PGNiG Superliga Kobiet. Wielkie emocje w Jarosławiu. Piotrcovia prawie dokonała niemożliwego

Materiały prasowe / Przemek Gąbka/MKS Perła Lublin / Na zdjęciu: zawodniczki Eurobudu JKS Jarosław
Materiały prasowe / Przemek Gąbka/MKS Perła Lublin / Na zdjęciu: zawodniczki Eurobudu JKS Jarosław

Na 12 minut przed końcem, Eurobud JKS Jarosław prowadził z Piotrcovią różnicą siedmiu bramek, by w samej końcówce przewaga gospodyń stopniała do jednej bramki! Ostatecznie zawodniczki z Podkarpacia wygrały 34:32

Po ostatnim zwycięstwie Piotrcovii z MKS-em Perłą Lublin mogło się wydawać, że zespół mający wciąż szanse na medale udźwignie rolę faworyta w starciu z przedostatnim w tabeli Eurobud JKS-em Jarosław. Rzeczywiście, do 10. minuty gdy bramkę z karnego rzuciła Małgorzata Trawczyńska, przyjezdne prowadziły 6:4.

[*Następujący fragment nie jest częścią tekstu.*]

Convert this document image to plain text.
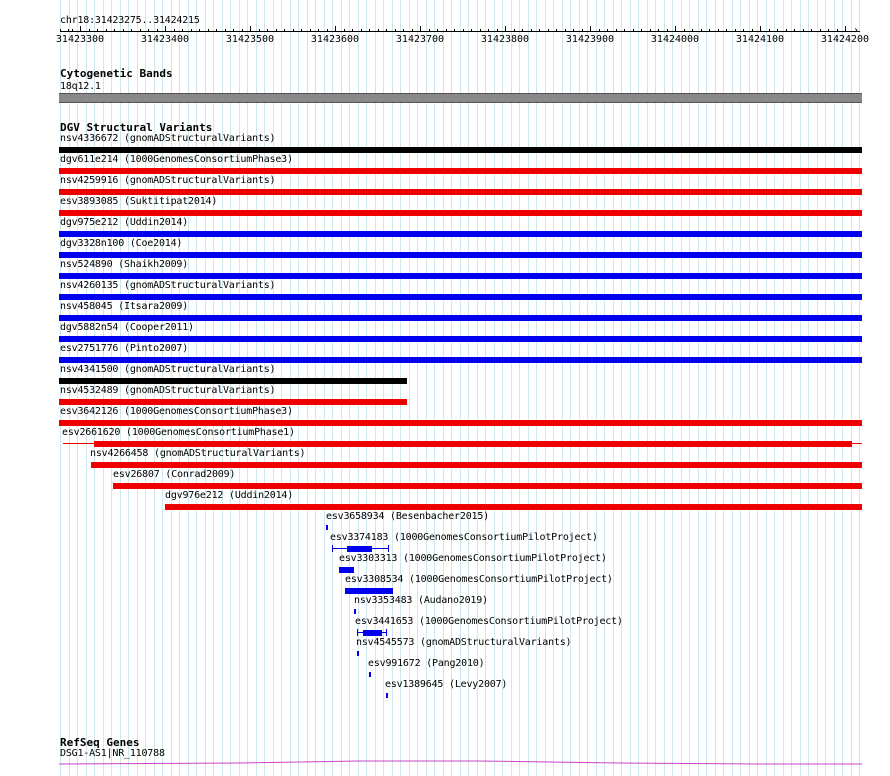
chr18:31423275..31424215
›
31423300	31423400	31423500	31423600	31423700	31423800	31423900	31424000	31424100	31424200
Cytogenetic Bands
18q12.1
DGV Structural Variants
nsv4336672 (gnomADStructuralVariants)
dgv611e214 (1000GenomesConsortiumPhase3)
nsv4259916 (gnomADStructuralVariants)
esv3893085 (Suktitipat2014)
dgv975e212 (Uddin2014)
dgv3328n100 (Coe2014)
nsv524890 (Shaikh2009)
nsv4260135 (gnomADStructuralVariants)
nsv458045 (Itsara2009)
dgv5882n54 (Cooper2011)
esv2751776 (Pinto2007)
nsv4341500 (gnomADStructuralVariants)
nsv4532489 (gnomADStructuralVariants)
esv3642126 (1000GenomesConsortiumPhase3)
esv2661620 (1000GenomesConsortiumPhase1)
nsv4266458 (gnomADStructuralVariants)
esv26807 (Conrad2009)
dgv976e212 (Uddin2014)
esv3658934 (Besenbacher2015)
esv3374183 (1000GenomesConsortiumPilotProject)
esv3303313 (1000GenomesConsortiumPilotProject)
esv3308534 (1000GenomesConsortiumPilotProject)
nsv3353483 (Audano2019)
esv3441653 (1000GenomesConsortiumPilotProject)
nsv4545573 (gnomADStructuralVariants)
esv991672 (Pang2010)
esv1389645 (Levy2007)
RefSeq Genes
DSG1-AS1|NR_110788
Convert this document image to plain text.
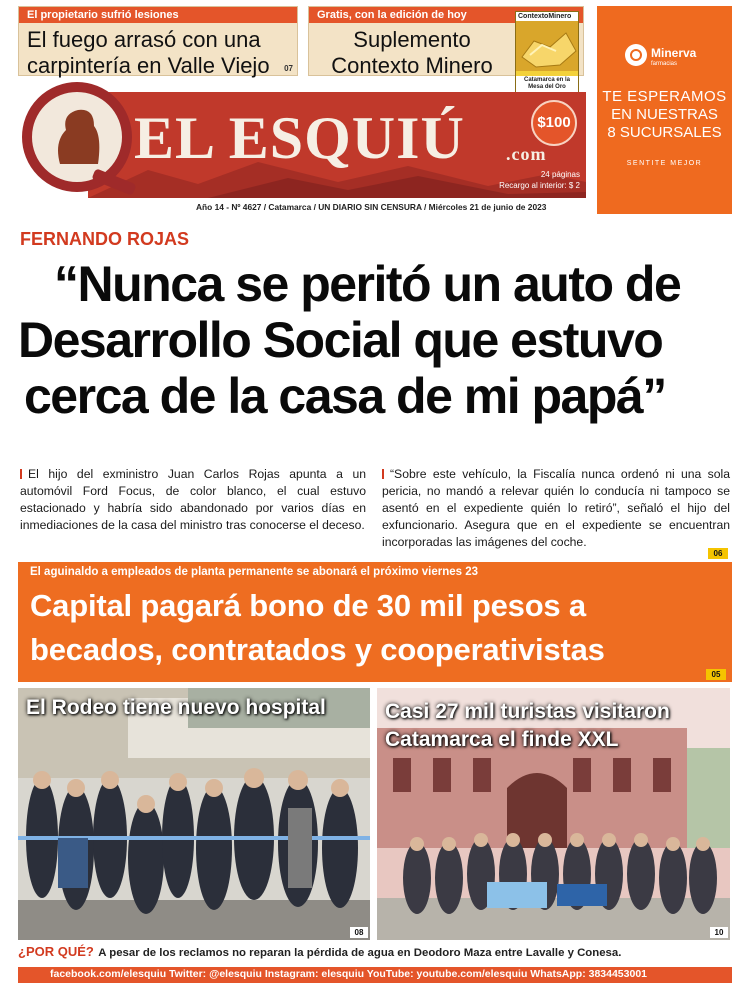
El propietario sufrió lesiones
El fuego arrasó con una carpintería en Valle Viejo	07
Gratis, con la edición de hoy
Suplemento Contexto Minero
ContextoMinero
Catamarca en la Mesa del Oro
Minerva
farmacias
TE ESPERAMOS
EN NUESTRAS
8 SUCURSALES
SENTITE MEJOR
EL ESQUIÚ .com
24 páginas
Recargo al interior: $ 2
$100
Año 14 - Nº 4627 / Catamarca / UN DIARIO SIN CENSURA / Miércoles 21 de junio de 2023
FERNANDO ROJAS
“Nunca se peritó un auto de
Desarrollo Social que estuvo
cerca de la casa de mi papá”
El hijo del exministro Juan Carlos Rojas apunta a un automóvil Ford Focus, de color blanco, el cual estuvo estacionado y habría sido abandonado por varios días en inmediaciones de la casa del ministro tras conocerse el deceso.
“Sobre este vehículo, la Fiscalía nunca ordenó ni una sola pericia, no mandó a relevar quién lo conducía ni tampoco se asentó en el expediente quién lo retiró”, señaló el hijo del exfuncionario. Asegura que en el expediente se encuentran incorporadas las imágenes del coche.
06
El aguinaldo a empleados de planta permanente se abonará el próximo viernes 23
Capital pagará bono de 30 mil pesos a
becados, contratados y cooperativistas
05
El Rodeo tiene nuevo hospital
08
Casi 27 mil turistas visitaron
Catamarca el finde XXL
10
¿POR QUÉ? A pesar de los reclamos no reparan la pérdida de agua en Deodoro Maza entre Lavalle y Conesa.
facebook.com/elesquiu Twitter: @elesquiu Instagram: elesquiu YouTube: youtube.com/elesquiu WhatsApp: 3834453001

Później jednak to drużyna z Jarosławia zaczęła przeważać. Eurobud JKS zaczął wprost hurtowo zdobywać bramki! Po trafieniu Martyny Żukowskiej był remis, a gdy trafiła Walentyna Niesciaruk, drużyna z Podkarpacia wyszła na prowadzenie. Eurobud JKS-owi było wciąż za mało, jarosławianki rzucały bramki z różnych pozycji, wychodząc na trzy minuty przed przerwą na trzybramkowe prowadzenie.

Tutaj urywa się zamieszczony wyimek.